At Redeemer Fellowship there are four ways we encourage members and those looking to be members to grow in their faith. We believe that in order to be a healthy church, we must be in community with each other, be serving in some way, be involved in corporate worship and be exercising private devotion. These four areas make up the Christian life.
In this series of posts I’m going to focus on the community aspect of the Christian experience. I’m going to attempt to answer the basic logical questions. The first basic question is “Why is community important and why should believers be involved in community groups?” (We call our groups “community groups,” but of course you can call them small groups, discipleship groups, missional groups, or whatever other trendy word is out there).
At Redeemer there are 3 reasons we encourage participation in Community Groups. It’s in the explanation of theses reasons that we learn why believers should be involved.
First, we are called to share our lives with other believers. It is necessary for us to be involved in each other’s lives; for devotion, for fellowship, for a meal, and for prayer (Acts 2:42).
It is in the context of community that the people of God grow in their affection for each other. We all, from time to time, need a brother or sister in Christ to be speaking God’s truth into our lives. There are also times when we lovingly and graciously need to speak truth into their lives as well. True growth in the gospel can’t happen apart from community. The New Testament makes this apparent with all the “one another” passages.
Secondly, it’s important to distinguish between the corporate worship gathering and the smaller community gathering. The purpose of corporate worship is the exaltation of God through singing, the Word, and the sacraments. The smaller community gathering is where faith becomes practical and real. While corporate worship is central to church life, it doesn’t and can’t be the entirety of the Christian experience.
We need a safe, encouraging environment where we can take what we’ve learned about God and apply it to life … and that’s where community groups come in. We all need a space where we can get help figuring out where our gospel blind spots are; while at the same time helping others see theirs. This leads us to our final reason.
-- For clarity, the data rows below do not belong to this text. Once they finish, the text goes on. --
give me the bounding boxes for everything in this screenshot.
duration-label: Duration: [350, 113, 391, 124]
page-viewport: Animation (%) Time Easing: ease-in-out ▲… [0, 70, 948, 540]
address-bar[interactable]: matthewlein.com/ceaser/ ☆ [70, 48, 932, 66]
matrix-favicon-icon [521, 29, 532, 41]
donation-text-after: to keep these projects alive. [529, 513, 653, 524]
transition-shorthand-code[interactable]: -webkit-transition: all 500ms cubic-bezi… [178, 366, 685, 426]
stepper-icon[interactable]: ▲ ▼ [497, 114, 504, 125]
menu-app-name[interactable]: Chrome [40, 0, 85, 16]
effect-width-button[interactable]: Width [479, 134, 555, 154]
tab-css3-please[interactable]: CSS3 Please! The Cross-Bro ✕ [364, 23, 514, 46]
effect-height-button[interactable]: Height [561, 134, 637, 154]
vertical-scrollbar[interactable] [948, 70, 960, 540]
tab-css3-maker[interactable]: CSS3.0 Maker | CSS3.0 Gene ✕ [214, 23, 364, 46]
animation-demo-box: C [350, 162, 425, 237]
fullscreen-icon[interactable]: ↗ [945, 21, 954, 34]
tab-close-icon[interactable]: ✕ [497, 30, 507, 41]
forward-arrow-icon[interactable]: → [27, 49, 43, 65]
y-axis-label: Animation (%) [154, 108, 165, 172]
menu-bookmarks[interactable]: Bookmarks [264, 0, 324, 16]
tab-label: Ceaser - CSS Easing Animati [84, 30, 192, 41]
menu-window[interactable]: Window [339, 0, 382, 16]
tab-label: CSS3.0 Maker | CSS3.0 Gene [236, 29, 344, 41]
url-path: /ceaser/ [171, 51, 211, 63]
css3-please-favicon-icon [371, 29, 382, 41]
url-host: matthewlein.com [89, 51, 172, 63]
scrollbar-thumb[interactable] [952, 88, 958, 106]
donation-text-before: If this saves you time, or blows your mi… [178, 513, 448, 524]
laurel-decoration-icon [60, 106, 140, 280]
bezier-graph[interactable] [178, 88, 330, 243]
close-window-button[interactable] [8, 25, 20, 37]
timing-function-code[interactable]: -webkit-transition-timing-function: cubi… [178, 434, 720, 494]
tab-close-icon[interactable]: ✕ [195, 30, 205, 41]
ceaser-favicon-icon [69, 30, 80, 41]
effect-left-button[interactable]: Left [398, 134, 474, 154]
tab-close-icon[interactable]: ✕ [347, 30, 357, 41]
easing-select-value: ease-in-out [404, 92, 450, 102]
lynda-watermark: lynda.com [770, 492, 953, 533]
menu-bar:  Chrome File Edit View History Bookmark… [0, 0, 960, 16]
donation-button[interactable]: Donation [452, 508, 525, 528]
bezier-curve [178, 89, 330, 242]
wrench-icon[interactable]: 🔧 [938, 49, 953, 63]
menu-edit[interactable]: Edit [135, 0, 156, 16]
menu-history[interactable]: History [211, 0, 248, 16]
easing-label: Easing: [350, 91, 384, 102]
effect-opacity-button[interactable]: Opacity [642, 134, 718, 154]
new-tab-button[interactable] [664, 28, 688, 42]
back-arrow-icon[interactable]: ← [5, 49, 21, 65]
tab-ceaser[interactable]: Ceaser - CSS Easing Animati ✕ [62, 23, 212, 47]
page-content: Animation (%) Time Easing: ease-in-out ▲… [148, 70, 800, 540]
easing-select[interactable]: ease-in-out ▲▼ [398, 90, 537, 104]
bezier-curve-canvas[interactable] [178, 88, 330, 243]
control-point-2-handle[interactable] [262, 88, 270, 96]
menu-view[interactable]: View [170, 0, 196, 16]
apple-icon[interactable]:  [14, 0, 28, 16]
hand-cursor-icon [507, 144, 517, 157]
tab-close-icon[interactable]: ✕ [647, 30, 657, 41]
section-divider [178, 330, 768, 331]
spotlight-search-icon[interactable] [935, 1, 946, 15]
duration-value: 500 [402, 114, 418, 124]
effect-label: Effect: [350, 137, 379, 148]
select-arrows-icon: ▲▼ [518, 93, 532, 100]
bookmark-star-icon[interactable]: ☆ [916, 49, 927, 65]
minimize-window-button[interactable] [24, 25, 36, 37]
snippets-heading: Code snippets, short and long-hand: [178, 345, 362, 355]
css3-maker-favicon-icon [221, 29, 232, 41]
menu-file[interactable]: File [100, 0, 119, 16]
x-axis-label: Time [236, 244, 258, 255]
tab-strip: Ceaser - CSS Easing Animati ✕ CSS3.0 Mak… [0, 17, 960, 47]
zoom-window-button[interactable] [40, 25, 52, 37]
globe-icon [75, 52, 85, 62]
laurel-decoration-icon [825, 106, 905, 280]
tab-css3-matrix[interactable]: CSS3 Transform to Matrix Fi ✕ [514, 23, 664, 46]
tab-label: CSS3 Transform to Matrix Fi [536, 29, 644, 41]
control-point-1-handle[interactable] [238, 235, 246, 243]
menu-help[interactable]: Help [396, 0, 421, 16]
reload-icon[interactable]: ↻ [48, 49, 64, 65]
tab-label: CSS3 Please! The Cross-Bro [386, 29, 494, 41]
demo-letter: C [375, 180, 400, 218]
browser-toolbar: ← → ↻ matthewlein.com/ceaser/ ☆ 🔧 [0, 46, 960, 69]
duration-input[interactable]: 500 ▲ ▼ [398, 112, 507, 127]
Thirdly, community is the context best suited for discipleship, gift discovery, and service. Discipleship only happens in the context of relationship. These relationships are necessary if we are to grow in holiness. We aren’t smart enough to figure it out on our own. We weren’t designed to go through life on our own. We are designed, by our Creator, for relationship; with Him and with each other.
It is in the context of community where we are safe to explore how God has designed us and for what purpose. He has uniquely gifted each of us for His service and to be of service to each other. Most of us require the eye of another to see it because our pride gets in the way.
Simply put, Community Groups are necessary because God’s people need a place and space to cultivate biblical, gospel-centered, and missional relationships.